Kaspersky Lab’s heuristic detection protection subsystem has successfully blocked attacks via a zero-day vulnerability in Adobe Flash software. Kaspersky Lab researchers discovered this loophole, which was targeted by exploits distributed via a legitimate government website created to collect public complaints about breaches of the law in the Middle Eastern country.
In mid-April Kaspersky Lab experts analysing data from Kaspersky Security Network, discovered a previously unknown exploit. On closer examination, it turned out that the exploit was using a previously unknown vulnerability in the popular multimedia software Adobe Flash Player. The vulnerability exists in Pixel Bender – an old component, designed for video and photo processing.
Further investigation found that exploits were distributed from a website created in 2011 by the Syrian Ministry of Justice to enable people to lodge complaints about breaches of the law. We believe the attack was designed to target Syrian dissidents complaining about the government.
Kaspersky Lab experts discovered two kinds of exploits in total, with differences in shellcode (a small piece of code used as the payload when exploiting a software vulnerability).
“The first exploit showed rather primitive download-and-execute payload behaviour but the second one tried to interact with Cisco MeetingPlace Express Add-In – a special Flash plugin for co-working, in particular, for joint viewing of documents and pictures on a presenter’s PC desktop.
“This plugin is completely legitimate, but in these particular circumstances it could be used as a spying tool. Moreover, we discovered that this ‘second’ exploit works only if a certain version of Flash Player and CMP Add-In are installed on the attacked PC. This means that attackers probably aimed at a very limited list of victims,” says Vyacheslav Zakorzhevsky, Vulnerability Research Group Manager at Kaspersky Lab.
Immediately after discovering the first exploit, Kaspersky Lab specialists contacted Adobe representatives to inform them of the new vulnerability. After examining the information provided by Kaspersky Lab, Adobe acknowledged that the vulnerability has a zero-day status, and developed a patch which is now available on the Adobe website. The CVE number of this vulnerability is CVE-2014-0515.
“Although we’ve only seen a limited number attempts to exploit this vulnerability, we are strongly recommending that users update their versions of Adobe Flash Player software. It is possible that once information about this vulnerability becomes known, criminals would try to reproduce these new exploits or somehow get the existing variants and use it in other attacks.
“Even with a patch available, cybercriminals would expect to profit from this vulnerability because a worldwide update of software as widely used as Flash Player will take some time. Unfortunately this vulnerability will be dangerous for a while,” says Zakorzhevsky.
It is the second time this year that Kaspersky Lab specialists have discovered a zero-day vulnerability. In February, the company’s specialists discovered CVE-2014-0497 – another zero-day vulnerability in Adobe Flash Player, which allows attackers to stealthily infect victim PCs.
The heuristic detection subsystem is a part of the antivirus engine used in multiple Kaspersky Lab products for home and corporate users, such as Kaspersky Anti-Virus, Kaspersky Internet Security, Kaspersky Endpoint Security for Business and others. Just like a traditional antivirus this system uses a database of signatures to detect malicious software.
But while antivirus technology usually requires a signature for each individual piece of malware, no matter how closely related, heuristic detection can cover whole ranges of malicious programmes. It does this using heuristics – special signatures that detect not only individual pieces of malware but also the whole collections of malicious programmes grouped according to a list of special features.

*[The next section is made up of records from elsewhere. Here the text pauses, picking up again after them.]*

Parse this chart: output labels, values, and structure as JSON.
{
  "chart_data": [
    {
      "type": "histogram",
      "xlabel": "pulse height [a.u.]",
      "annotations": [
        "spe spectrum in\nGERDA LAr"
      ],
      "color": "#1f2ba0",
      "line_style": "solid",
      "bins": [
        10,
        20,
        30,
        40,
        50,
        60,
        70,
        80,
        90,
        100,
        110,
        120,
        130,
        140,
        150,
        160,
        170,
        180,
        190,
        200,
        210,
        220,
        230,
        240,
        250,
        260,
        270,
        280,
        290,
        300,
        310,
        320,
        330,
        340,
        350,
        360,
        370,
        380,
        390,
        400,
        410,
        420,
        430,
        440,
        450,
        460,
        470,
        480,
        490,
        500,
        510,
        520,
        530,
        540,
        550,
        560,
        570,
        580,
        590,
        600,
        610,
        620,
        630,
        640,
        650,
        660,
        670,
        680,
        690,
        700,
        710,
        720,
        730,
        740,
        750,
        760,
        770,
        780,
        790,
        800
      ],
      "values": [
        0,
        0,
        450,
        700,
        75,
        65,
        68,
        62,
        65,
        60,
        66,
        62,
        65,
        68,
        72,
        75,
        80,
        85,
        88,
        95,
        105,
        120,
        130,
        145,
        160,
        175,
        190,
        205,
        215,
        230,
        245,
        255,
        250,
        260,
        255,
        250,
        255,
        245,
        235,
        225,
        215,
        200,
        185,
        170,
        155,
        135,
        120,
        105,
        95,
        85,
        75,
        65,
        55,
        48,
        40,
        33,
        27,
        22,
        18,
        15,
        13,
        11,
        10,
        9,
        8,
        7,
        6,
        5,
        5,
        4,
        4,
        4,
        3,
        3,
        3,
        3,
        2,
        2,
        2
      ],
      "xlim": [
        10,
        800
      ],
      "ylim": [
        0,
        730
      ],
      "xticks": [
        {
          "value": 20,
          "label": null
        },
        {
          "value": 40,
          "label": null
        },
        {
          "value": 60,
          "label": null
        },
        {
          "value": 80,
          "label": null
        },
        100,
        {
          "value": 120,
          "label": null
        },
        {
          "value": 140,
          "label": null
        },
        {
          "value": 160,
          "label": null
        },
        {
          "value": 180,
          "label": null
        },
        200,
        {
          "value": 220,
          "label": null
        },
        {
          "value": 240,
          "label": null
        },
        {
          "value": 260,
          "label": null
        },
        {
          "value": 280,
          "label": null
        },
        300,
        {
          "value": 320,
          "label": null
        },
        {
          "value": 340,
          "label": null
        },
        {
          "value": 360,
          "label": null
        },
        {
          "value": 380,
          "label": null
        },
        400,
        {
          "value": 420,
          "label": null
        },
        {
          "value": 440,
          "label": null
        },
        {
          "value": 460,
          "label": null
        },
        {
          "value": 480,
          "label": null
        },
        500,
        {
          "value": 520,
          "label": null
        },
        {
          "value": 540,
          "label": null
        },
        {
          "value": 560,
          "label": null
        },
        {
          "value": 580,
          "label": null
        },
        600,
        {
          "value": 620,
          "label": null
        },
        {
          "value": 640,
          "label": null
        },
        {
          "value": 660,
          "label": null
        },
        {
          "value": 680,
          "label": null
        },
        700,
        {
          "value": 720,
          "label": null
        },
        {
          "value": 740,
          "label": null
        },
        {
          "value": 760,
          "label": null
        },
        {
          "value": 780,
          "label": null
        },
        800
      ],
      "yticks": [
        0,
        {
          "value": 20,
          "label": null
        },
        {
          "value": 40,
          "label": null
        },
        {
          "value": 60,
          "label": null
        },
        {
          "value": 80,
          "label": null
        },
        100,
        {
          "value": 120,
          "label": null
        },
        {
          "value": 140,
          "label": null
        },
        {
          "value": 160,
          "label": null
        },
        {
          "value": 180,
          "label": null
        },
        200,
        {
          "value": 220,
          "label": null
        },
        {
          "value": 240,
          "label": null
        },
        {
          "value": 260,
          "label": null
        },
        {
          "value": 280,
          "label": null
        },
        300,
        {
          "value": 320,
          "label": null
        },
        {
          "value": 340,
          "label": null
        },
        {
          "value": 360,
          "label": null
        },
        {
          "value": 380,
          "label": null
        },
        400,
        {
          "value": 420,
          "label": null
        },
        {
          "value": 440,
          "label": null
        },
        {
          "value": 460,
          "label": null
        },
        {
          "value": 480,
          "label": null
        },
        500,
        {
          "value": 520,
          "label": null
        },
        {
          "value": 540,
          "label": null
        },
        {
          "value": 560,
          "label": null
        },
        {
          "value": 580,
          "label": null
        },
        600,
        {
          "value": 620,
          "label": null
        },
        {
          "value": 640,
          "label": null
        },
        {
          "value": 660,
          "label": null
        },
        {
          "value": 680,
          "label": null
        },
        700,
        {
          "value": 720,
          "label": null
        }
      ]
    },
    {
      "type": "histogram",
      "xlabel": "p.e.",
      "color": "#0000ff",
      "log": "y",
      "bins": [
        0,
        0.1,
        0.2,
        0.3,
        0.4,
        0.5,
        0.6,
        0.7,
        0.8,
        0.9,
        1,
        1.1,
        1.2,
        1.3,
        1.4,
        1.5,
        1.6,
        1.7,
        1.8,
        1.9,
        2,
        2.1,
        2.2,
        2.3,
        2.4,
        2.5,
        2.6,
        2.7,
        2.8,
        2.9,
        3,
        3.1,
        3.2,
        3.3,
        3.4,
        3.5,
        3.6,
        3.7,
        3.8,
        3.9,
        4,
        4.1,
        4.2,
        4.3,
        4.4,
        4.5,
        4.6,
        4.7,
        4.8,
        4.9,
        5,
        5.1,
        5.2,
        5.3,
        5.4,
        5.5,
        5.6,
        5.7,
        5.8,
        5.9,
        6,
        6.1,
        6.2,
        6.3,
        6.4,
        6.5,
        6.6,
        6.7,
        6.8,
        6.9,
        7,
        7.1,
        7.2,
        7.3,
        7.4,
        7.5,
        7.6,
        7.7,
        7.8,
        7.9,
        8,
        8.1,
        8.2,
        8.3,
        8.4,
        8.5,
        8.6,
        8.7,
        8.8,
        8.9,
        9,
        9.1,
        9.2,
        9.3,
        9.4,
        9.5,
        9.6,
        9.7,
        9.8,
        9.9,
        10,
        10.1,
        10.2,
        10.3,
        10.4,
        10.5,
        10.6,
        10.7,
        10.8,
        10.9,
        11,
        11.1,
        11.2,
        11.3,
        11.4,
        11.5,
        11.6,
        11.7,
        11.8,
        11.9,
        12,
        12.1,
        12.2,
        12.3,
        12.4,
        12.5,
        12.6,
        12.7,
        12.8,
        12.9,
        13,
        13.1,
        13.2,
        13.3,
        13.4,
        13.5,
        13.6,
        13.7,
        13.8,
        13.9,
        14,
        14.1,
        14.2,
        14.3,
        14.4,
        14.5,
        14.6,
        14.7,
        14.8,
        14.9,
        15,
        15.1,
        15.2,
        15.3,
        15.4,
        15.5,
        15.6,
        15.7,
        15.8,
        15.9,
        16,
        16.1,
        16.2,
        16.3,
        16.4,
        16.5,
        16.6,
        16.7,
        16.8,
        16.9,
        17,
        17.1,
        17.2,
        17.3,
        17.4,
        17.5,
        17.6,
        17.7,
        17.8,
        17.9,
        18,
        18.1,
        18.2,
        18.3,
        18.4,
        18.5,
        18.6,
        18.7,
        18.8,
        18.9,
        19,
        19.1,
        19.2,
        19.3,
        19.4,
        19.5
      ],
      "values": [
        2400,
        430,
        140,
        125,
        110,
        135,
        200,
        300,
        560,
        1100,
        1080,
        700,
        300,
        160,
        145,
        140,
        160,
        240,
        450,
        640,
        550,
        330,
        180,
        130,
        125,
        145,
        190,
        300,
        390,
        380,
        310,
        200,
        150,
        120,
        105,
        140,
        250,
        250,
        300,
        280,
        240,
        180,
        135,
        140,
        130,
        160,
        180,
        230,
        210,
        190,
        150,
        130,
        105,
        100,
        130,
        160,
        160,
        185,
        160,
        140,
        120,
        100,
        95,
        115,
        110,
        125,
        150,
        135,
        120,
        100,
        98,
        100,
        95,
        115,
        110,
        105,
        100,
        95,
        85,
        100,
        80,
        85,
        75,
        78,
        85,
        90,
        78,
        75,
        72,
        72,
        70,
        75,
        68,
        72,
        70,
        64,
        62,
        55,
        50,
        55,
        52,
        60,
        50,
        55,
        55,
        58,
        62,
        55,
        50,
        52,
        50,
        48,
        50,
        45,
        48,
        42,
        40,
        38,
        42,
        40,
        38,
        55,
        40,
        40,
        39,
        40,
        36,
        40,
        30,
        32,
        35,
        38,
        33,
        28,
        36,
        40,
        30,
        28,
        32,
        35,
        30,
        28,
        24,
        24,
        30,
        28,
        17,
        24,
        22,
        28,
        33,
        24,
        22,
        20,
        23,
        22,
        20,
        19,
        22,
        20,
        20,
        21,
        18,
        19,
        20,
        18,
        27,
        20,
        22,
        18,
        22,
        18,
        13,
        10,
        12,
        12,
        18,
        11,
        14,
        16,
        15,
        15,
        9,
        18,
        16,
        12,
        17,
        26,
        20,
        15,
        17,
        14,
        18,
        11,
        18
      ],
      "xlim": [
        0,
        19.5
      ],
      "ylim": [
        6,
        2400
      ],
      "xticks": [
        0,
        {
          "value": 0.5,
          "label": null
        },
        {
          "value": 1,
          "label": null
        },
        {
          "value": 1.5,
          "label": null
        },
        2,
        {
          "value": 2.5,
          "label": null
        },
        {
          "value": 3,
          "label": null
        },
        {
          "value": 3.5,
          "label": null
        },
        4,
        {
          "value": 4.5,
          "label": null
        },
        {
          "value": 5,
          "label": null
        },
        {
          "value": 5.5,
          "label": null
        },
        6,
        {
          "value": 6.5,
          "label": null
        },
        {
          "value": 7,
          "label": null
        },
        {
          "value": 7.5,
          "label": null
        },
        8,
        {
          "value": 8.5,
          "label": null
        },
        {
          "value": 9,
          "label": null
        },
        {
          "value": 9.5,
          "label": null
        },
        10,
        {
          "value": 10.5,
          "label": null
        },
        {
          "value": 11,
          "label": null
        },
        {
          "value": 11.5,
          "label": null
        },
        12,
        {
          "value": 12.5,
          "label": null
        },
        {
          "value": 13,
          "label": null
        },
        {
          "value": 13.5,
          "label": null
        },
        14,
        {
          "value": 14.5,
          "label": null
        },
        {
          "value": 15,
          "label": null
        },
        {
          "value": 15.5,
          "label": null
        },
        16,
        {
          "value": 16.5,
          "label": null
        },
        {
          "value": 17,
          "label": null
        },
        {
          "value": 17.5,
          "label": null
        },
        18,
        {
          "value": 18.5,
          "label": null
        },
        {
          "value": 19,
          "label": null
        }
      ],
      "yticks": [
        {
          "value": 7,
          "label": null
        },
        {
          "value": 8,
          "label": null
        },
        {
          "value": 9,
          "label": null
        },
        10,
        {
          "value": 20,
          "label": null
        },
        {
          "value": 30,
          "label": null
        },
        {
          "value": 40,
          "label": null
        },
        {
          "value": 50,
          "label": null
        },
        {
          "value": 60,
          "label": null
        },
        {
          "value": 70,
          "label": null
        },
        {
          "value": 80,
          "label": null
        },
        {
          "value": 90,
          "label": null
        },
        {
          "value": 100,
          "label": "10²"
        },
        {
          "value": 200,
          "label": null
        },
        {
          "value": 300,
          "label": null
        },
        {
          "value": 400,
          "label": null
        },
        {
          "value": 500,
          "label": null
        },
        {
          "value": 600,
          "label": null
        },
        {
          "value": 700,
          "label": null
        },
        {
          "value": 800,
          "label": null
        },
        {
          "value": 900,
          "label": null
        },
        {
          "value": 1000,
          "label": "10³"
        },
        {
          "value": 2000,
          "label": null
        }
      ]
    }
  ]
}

The heuristic signature which covered the behaviour of the new zero-day exploit in Adobe Flash was added to Kaspersky Lab databases as early as January.
Moreover, during a special test conducted by Kaspersky Lab’ specialists it was discovered that exploits using CVE-2014-0515 are detected accurately by Kaspersky Lab’s Automatic Exploit Prevention technology – another powerful tool to detect unknown threats.
In November 2013 the same technology successfully blocked attacks using a zero-day vulnerability in Microsoft Office software. Also at the end of 2012 it proactively blocked several malicious components which – as it was discovered later – belonged to Red October, a large-scale cyber-espionage campaign detected by Kaspersky Lab researchers in January 2013.